Mineola reorganization plan postponed over resolution’s wording

Richard Tedesco

The Mineola School Board delayed a decision to put a second school consolidation bond for $6.1 million up for a vote last Thursday night when what seemed to be a pro forma approval of a requisite resolution clearing prospective construction at the Jackson Avenue School became a stumbling block to putting the bond up for balloting.

The pro forma resolution, asserting that the size of a new multi-purpose room to the Jackson Avenue School did not require environmental impact review, became a point of contention when board member John McGrath pointed out a discrepancy in the size of those additions in supporting documents. One document described it as a 2,500-square foot addition, while another put it at 3,300 square feet. In combination with a 9,000-square foot addition for an eight-classroom addition to the school, that could mean the added space would exceed 10,000, potentially prompting an environmental evaluation.

“Because of the discrepancies, I have a hard time voting ‘yes’,” said McGrath, who said he was poised to vote against the bond vote anyway.

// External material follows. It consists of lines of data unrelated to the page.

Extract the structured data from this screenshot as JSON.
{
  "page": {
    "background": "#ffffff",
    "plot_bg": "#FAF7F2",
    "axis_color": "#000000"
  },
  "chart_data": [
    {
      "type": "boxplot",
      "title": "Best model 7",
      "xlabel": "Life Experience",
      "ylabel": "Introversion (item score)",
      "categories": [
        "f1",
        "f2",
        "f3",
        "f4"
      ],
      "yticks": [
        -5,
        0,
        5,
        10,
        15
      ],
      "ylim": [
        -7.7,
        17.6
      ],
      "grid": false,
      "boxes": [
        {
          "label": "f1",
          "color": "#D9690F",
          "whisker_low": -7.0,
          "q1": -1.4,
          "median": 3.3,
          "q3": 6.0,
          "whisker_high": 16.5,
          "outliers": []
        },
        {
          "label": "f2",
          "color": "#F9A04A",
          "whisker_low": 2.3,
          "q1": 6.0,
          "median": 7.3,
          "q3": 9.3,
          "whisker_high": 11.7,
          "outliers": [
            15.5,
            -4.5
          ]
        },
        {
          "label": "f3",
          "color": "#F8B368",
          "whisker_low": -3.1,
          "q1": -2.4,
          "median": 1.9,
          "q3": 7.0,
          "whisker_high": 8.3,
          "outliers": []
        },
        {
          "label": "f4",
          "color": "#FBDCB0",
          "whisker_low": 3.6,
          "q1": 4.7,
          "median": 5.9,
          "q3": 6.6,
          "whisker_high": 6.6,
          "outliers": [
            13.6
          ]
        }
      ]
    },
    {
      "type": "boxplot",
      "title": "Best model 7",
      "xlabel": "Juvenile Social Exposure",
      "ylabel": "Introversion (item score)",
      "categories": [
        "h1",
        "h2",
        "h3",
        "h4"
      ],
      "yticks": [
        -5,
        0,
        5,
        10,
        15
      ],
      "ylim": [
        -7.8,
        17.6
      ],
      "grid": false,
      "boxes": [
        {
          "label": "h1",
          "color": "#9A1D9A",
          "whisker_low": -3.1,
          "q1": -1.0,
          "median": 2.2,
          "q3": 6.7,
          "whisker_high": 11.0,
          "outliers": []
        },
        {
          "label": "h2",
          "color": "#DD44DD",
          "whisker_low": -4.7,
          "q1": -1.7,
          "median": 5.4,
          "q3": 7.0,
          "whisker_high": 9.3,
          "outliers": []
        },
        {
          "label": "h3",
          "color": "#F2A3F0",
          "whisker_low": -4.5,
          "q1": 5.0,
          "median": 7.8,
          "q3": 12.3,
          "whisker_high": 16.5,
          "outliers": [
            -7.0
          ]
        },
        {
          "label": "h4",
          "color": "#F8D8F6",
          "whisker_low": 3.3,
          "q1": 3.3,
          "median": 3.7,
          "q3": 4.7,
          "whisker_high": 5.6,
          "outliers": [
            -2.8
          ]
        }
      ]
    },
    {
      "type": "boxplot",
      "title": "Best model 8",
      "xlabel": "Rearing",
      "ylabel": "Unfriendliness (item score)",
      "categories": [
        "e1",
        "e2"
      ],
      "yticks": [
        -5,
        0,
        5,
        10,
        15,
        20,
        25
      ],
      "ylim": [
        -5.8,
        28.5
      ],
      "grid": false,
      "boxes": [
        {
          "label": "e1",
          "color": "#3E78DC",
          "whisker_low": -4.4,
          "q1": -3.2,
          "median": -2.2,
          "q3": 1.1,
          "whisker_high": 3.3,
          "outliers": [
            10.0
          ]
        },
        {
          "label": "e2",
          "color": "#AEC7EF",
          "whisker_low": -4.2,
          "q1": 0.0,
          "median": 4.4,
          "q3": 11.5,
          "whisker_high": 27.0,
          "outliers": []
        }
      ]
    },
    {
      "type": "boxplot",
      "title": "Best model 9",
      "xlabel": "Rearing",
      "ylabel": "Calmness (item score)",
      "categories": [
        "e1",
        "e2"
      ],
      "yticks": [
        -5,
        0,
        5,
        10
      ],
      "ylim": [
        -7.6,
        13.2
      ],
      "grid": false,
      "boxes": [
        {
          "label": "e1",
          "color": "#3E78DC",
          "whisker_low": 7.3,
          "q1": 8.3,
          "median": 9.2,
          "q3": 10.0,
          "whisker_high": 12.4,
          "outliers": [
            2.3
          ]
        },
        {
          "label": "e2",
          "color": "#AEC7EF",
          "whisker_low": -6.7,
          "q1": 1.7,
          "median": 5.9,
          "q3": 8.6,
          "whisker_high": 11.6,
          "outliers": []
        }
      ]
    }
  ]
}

McGrath said he wanted an assurance from H2M, the architectural firm overseeing the project, that the size did not raise any environmental issues with the nearby Mineola Park.

Mineola Superintendent of Schools Michael Nagler pointed outs that the board had passed the identical resolution prior to approving the $6.7 million school consolidation bond proposal that recently failed.

“This is the same SEQRA [State Environmental Quality Review Act] resolution that we passed six months ago with no challenges. I don’t understand what changed,” Nagler said.

McGrath moved to table the SEQRA resolution, board member Irene Parrino seconded it, and board president Terence Hale provided the third vote to support the motion 3-2. Board vice president Chritsine Napolitano and board member William Hornberger voted against tabling it.

Parrino said afterward that she would likely have voted against putting the $6.1 bond proposal up for a vote.

Before McGrath’s expressed his misgivings about the square-footage discrepancy, Nagler gave a summary of what the $6.1 million bond involved. He explained that the two-part proposition offered a first option of a $4.4 million bond for the expansion of Jackson Avenue and a second option of a $1.7 million bond to expand the Hampton Street School for grades pre-K through 2, eliminating the Willis Avenue School from the mix. Without the second option, the Meadow Drive School and Willis Avenue would house grades pre-K through 2.

Nagler explained that the second option would only be enacted if the first option passed, noting there would be no additional cost to keep the Willis Avenue facility, the district’s largest and newest building.

“We do have a perfectly good building here. You don’t have to spend $1.7 million to switch,” he said.

During a public comment period, a few residents said they favored the $1.7 million option, but didn’t like the idea of spending $4.4 million for the Jackson expansion. But that expansion would be needed to accommodate grades 3 through 5 at Jackson and keep eighth graders at the middle school. Many residents objected to the initial $6.7 million bond option because it would have shifted 5th graders to the middle school and 8th graders to the high school.

Ann Marie Regan, a member of the Community Committee on Consolidation, said that group’s preferences were not expressed in the options offered by either bond configuration.

“We said Willis was not a viable school for the children. We were told Hampton was a tight fit, but it would work,” she said.

Regan said the CCC has also favored clustering grades in common schools starting in grade three, rather than the first three elementary grades.

“I think we should only close one school,” one woman said.

But the meeting ended without definitive action on the intended business of formally putting up the second $6.1 million bond proposal up for a vote in February, toward the objective of closing two schools. But the non-vote will not delay a prospective February ballot on the bond proposal.

“I’m disapointed because I think we’re going to have the same answer as we did prior to this,” Napolitano said afterward, adding that additional space on the Jackson Avenue would not be an impediment to passing the SEQRA resolution.

The impact of the decision the school board took nearly a year ago, and the default option that would also close two schools – Cross and Hampton in that order over the next two years – still looms if the second bond proposition isn’t approved.